I don't understand the technical intricacies but it appears that over time the SCSI and IDE interface has changed dramatically. As a result he believes the kernel should change to accomodate his software. That wasn't received very well at which point it might have been appropriate to chalk it up to simple disagreement and walk away, however it degenerated into a variety of other semi-related discussions that were far too personal. (Keep an eye open for 'smake' and the 'Schily Makefile System,' I kid you not.)
"That is not entirely correct.

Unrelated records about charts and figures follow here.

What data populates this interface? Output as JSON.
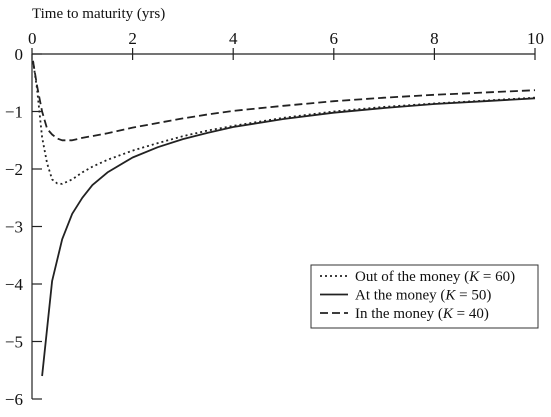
{
  "chart_data": {
    "type": "line",
    "title": "",
    "xlabel": "Time to maturity (yrs)",
    "ylabel": "",
    "xlim": [
      0,
      10
    ],
    "ylim": [
      -6,
      0
    ],
    "x_ticks": [
      0,
      2,
      4,
      6,
      8,
      10
    ],
    "x_tick_labels": [
      "0",
      "2",
      "4",
      "6",
      "8",
      "10"
    ],
    "y_ticks": [
      0,
      -1,
      -2,
      -3,
      -4,
      -5,
      -6
    ],
    "y_tick_labels": [
      "0",
      "−1",
      "−2",
      "−3",
      "−4",
      "−5",
      "−6"
    ],
    "x_axis_position": "top",
    "grid": false,
    "legend_position": "bottom-right",
    "series": [
      {
        "name": "Out of the money (K = 60)",
        "legend_prefix": "Out of the money (",
        "legend_var": "K",
        "legend_suffix": " = 60)",
        "style": "dotted",
        "points": [
          [
            0.02,
            -0.12
          ],
          [
            0.1,
            -0.6
          ],
          [
            0.2,
            -1.45
          ],
          [
            0.3,
            -1.9
          ],
          [
            0.4,
            -2.18
          ],
          [
            0.5,
            -2.25
          ],
          [
            0.6,
            -2.26
          ],
          [
            0.8,
            -2.18
          ],
          [
            1.0,
            -2.06
          ],
          [
            1.2,
            -1.96
          ],
          [
            1.5,
            -1.84
          ],
          [
            2.0,
            -1.68
          ],
          [
            2.5,
            -1.55
          ],
          [
            3.0,
            -1.43
          ],
          [
            3.5,
            -1.33
          ],
          [
            4.0,
            -1.25
          ],
          [
            5.0,
            -1.11
          ],
          [
            6.0,
            -1.0
          ],
          [
            7.0,
            -0.92
          ],
          [
            8.0,
            -0.86
          ],
          [
            9.0,
            -0.81
          ],
          [
            10.0,
            -0.76
          ]
        ]
      },
      {
        "name": "At the money (K = 50)",
        "legend_prefix": "At the money (",
        "legend_var": "K",
        "legend_suffix": " = 50)",
        "style": "solid",
        "points": [
          [
            0.2,
            -5.6
          ],
          [
            0.4,
            -3.95
          ],
          [
            0.6,
            -3.22
          ],
          [
            0.8,
            -2.78
          ],
          [
            1.0,
            -2.5
          ],
          [
            1.2,
            -2.28
          ],
          [
            1.5,
            -2.06
          ],
          [
            2.0,
            -1.8
          ],
          [
            2.5,
            -1.62
          ],
          [
            3.0,
            -1.48
          ],
          [
            3.5,
            -1.37
          ],
          [
            4.0,
            -1.27
          ],
          [
            5.0,
            -1.13
          ],
          [
            6.0,
            -1.02
          ],
          [
            7.0,
            -0.94
          ],
          [
            8.0,
            -0.87
          ],
          [
            9.0,
            -0.82
          ],
          [
            10.0,
            -0.77
          ]
        ]
      },
      {
        "name": "In the money (K = 40)",
        "legend_prefix": "In the money (",
        "legend_var": "K",
        "legend_suffix": " = 40)",
        "style": "dashed",
        "points": [
          [
            0.02,
            -0.12
          ],
          [
            0.1,
            -0.55
          ],
          [
            0.2,
            -1.0
          ],
          [
            0.3,
            -1.3
          ],
          [
            0.4,
            -1.4
          ],
          [
            0.5,
            -1.47
          ],
          [
            0.6,
            -1.5
          ],
          [
            0.8,
            -1.5
          ],
          [
            1.0,
            -1.46
          ],
          [
            1.5,
            -1.38
          ],
          [
            2.0,
            -1.28
          ],
          [
            2.5,
            -1.2
          ],
          [
            3.0,
            -1.12
          ],
          [
            3.5,
            -1.05
          ],
          [
            4.0,
            -0.99
          ],
          [
            5.0,
            -0.9
          ],
          [
            6.0,
            -0.82
          ],
          [
            7.0,
            -0.76
          ],
          [
            8.0,
            -0.71
          ],
          [
            9.0,
            -0.67
          ],
          [
            10.0,
            -0.63
          ]
        ]
      }
    ]
  }
}
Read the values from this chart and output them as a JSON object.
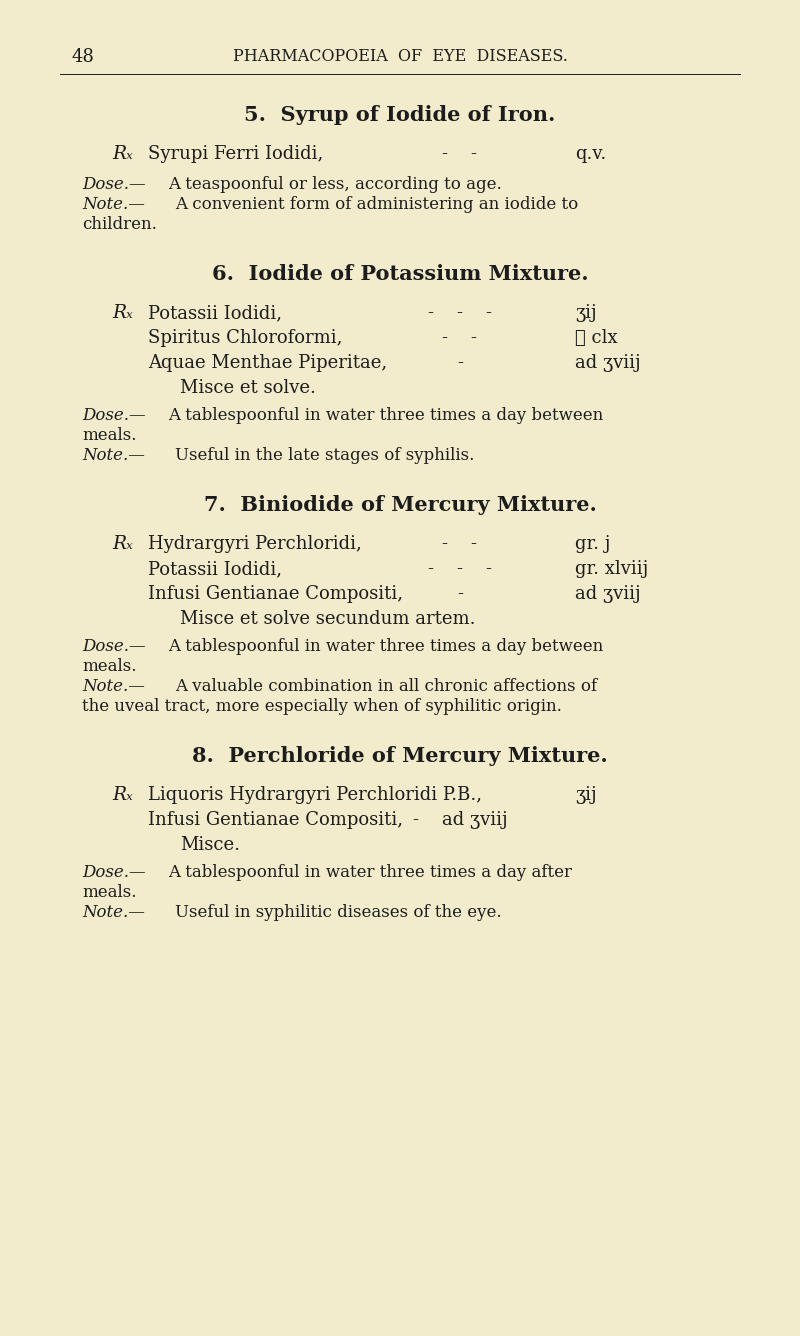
{
  "bg_color": "#f2eccc",
  "text_color": "#1c1c1c",
  "page_number": "48",
  "header": "PHARMACOPOEIA  OF  EYE  DISEASES.",
  "fig_width": 8.0,
  "fig_height": 13.36,
  "dpi": 100,
  "sections": [
    {
      "number": "5.",
      "title": "Syrup of Iodide of Iron.",
      "rx": [
        {
          "rx_sym": true,
          "name": "Syrupi Ferri Iodidi,",
          "dashes": "-    -",
          "amount": "q.v."
        }
      ],
      "misce": null,
      "dose": [
        "Dose.—A teaspoonful or less, according to age."
      ],
      "note": [
        "Note.—A convenient form of administering an iodide to",
        "children."
      ]
    },
    {
      "number": "6.",
      "title": "Iodide of Potassium Mixture.",
      "rx": [
        {
          "rx_sym": true,
          "name": "Potassii Iodidi,",
          "dashes": "-    -    -",
          "amount": "ʒij"
        },
        {
          "rx_sym": false,
          "name": "Spiritus Chloroformi,",
          "dashes": "-    -",
          "amount": "ℳ clx"
        },
        {
          "rx_sym": false,
          "name": "Aquae Menthae Piperitae,",
          "dashes": "-",
          "amount": "ad ʒviij"
        }
      ],
      "misce": "Misce et solve.",
      "dose": [
        "Dose.—A tablespoonful in water three times a day between",
        "meals."
      ],
      "note": [
        "Note.—Useful in the late stages of syphilis."
      ]
    },
    {
      "number": "7.",
      "title": "Biniodide of Mercury Mixture.",
      "rx": [
        {
          "rx_sym": true,
          "name": "Hydrargyri Perchloridi,",
          "dashes": "-    -",
          "amount": "gr. j"
        },
        {
          "rx_sym": false,
          "name": "Potassii Iodidi,",
          "dashes": "-    -    -",
          "amount": "gr. xlviij"
        },
        {
          "rx_sym": false,
          "name": "Infusi Gentianae Compositi,",
          "dashes": "-",
          "amount": "ad ʒviij"
        }
      ],
      "misce": "Misce et solve secundum artem.",
      "dose": [
        "Dose.—A tablespoonful in water three times a day between",
        "meals."
      ],
      "note": [
        "Note.—A valuable combination in all chronic affections of",
        "the uveal tract, more especially when of syphilitic origin."
      ]
    },
    {
      "number": "8.",
      "title": "Perchloride of Mercury Mixture.",
      "rx": [
        {
          "rx_sym": true,
          "name": "Liquoris Hydrargyri Perchloridi P.B.,",
          "dashes": "",
          "amount": "ʒij"
        },
        {
          "rx_sym": false,
          "name": "Infusi Gentianae Compositi,",
          "dashes": "-    ad ʒviij",
          "amount": ""
        }
      ],
      "misce": "Misce.",
      "dose": [
        "Dose.—A tablespoonful in water three times a day after",
        "meals."
      ],
      "note": [
        "Note.—Useful in syphilitic diseases of the eye."
      ]
    }
  ]
}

You can legally revoke a license at any time."
...and...
Not this one, because the license terms themselves:
"2.b) ou must cause any work that you distribute or publish, that in whole or in part contains or is derived from the Program or any part thereof, to be licensed as a whole at no charge to all third parties under the terms of this License.
6. Each time you redistribute the Program (or any work based on the Program), the recipient automatically receives a license from the original licensor to copy, distribute or modify the Program subject to these terms and conditions."
Given them both together it means that while it might be within your powers to revoke the license to those you directly distributed to (since it's a matter about *you* and someone else, and even then, as you properly stated, it will be quite difficult to convince a judge you can break the confidence of your licensees without a really strong reason), you can't deal on something that it is not your bussiness, that is, the deal among "second tier" redistributors and their receptors. So you, as most, can avoid people that recieved copies directly from you to further redistribute, but you won't be able to avoid redistribution from people that didn't get the code from you, much less those that got the code neither from you nor you direct "clients".